Chandigarh: Punjab Chief Minister Amarinder Singh today denied any change in his government’s policy on the use of red-beacons on vehicles of the CM and ministers.
The clarification came after the Transport Department “erroneously” put out an extract from the Congress’s poll manifesto, exempting the CM and council of ministers from using beacons, as a notification.
“The Transport Department had erroneously put out a part of the poll manifesto as notification and the social media picked it up,” an official spokesperson said quoting Amarinder.

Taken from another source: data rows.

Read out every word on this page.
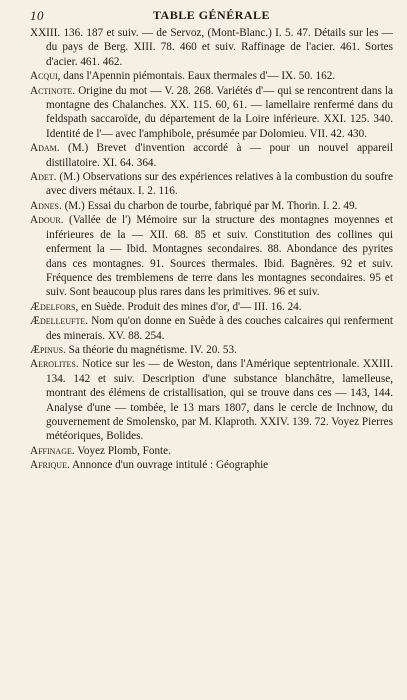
10	TABLE GÉNÉRALE

XXIII. 136. 187 et suiv. — de Servoz, (Mont-Blanc.) I. 5. 47. Détails sur les — du pays de Berg. XIII. 78. 460 et suiv. Raffinage de l'acier. 461. Sortes d'acier. 461. 462.

Acqui, dans l'Apennin piémontais. Eaux thermales d'— IX. 50. 162.

Actinote. Origine du mot — V. 28. 268. Variétés d'— qui se rencontrent dans la montagne des Chalanches. XX. 115. 60, 61. — lamellaire renfermé dans du feldspath saccaroïde, du département de la Loire inférieure. XXI. 125. 340. Identité de l'— avec l'amphibole, présumée par Dolomieu. VII. 42. 430.

Adam. (M.) Brevet d'invention accordé à — pour un nouvel appareil distillatoire. XI. 64. 364.

Adet. (M.) Observations sur des expériences relatives à la combustion du soufre avec divers métaux. I. 2. 116.

Adnes. (M.) Essai du charbon de tourbe, fabriqué par M. Thorin. I. 2. 49.

Adour. (Vallée de l') Mémoire sur la structure des montagnes moyennes et inférieures de la — XII. 68. 85 et suiv. Constitution des collines qui enferment la — Ibid. Montagnes secondaires. 88. Abondance des pyrites dans ces montagnes. 91. Sources thermales. Ibid. Bagnères. 92 et suiv. Fréquence des tremblemens de terre dans les montagnes secondaires. 95 et suiv. Sont beaucoup plus rares dans les primitives. 96 et suiv.

Ædelfors, en Suède. Produit des mines d'or, d'— III. 16. 24.

Ædelleufte. Nom qu'on donne en Suède à des couches calcaires qui renferment des minerais. XV. 88. 254.

Æpinus. Sa théorie du magnétisme. IV. 20. 53.

Aerolites. Notice sur les — de Weston, dans l'Amérique septentrionale. XXIII. 134. 142 et suiv. Description d'une substance blanchâtre, lamelleuse, montrant des élémens de cristallisation, qui se trouve dans ces — 143, 144. Analyse d'une — tombée, le 13 mars 1807, dans le cercle de Inchnow, du gouvernement de Smolensko, par M. Klaproth. XXIV. 139. 72. Voyez Pierres météoriques, Bolides.

Affinage. Voyez Plomb, Fonte.

Afrique. Annonce d'un ouvrage intitulé : Géographie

The purported notification was later withdrawn, even as the Chief Minister directed the Chief Secretary to have the correct order sent to him for immediate approval and issuance, he said.

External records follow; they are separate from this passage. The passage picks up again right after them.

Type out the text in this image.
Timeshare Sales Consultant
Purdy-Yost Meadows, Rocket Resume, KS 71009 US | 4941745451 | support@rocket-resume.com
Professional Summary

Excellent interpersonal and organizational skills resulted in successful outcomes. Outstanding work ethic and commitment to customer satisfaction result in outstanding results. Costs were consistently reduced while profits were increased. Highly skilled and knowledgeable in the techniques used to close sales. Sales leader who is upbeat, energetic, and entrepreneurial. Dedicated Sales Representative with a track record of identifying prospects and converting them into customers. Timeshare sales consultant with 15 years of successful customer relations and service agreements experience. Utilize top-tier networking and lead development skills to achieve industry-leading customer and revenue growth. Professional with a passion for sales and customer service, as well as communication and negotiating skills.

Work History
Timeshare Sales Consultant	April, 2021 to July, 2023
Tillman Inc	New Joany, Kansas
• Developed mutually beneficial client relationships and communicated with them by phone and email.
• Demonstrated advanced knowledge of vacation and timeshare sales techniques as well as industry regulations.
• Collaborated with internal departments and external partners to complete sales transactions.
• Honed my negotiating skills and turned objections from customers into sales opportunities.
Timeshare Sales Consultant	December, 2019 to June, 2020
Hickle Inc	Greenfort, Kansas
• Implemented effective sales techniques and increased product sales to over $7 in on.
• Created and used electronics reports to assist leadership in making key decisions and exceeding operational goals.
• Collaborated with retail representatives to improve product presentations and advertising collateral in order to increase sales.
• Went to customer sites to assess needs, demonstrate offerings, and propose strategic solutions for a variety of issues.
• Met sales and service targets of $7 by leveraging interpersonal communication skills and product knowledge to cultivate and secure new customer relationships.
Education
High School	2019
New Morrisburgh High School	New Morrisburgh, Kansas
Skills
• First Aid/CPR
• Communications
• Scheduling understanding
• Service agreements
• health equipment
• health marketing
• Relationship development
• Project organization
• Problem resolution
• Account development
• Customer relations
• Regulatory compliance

There has been no order yet on the issue of red-beacons, said the spokesperson, adding a notification is expected to be issued after the Chief Minister’s directives.
The manifesto of the Punjab Congress had exempted the Chief Minister and ministers from the proposed ban on red-beacons on their vehicles, he said.
But Amarinder and his ministers had voluntarily decided to give up the use of beacons in the first meeting of the cabinet, which ratified the poll promise into a policy decision, the spokesperson said.
He pointed out that the Chief Minister and his cabinet colleagues had themselves got the red-beacons removed from their vehicles within hours of the cabinet decision.
The cabinet had decided that only vehicles of the Chief Justice, Judges of the Punjab High Court and the Haryana High Court, fire brigades, vehicles engaged in emergency services and ambulances, will be allowed to use beacons.
Describing red-beacons as the most visible symbol of VIP culture in the state, the spokesperson said the government was fully committed to end this culture and there was no change in its stand.
He pointed out that Amarinder had been personally appealing to all political leaders, Congress MLAs and others to cooperate in the move to shed VIP frills in the larger interest of the state and its democratic polity.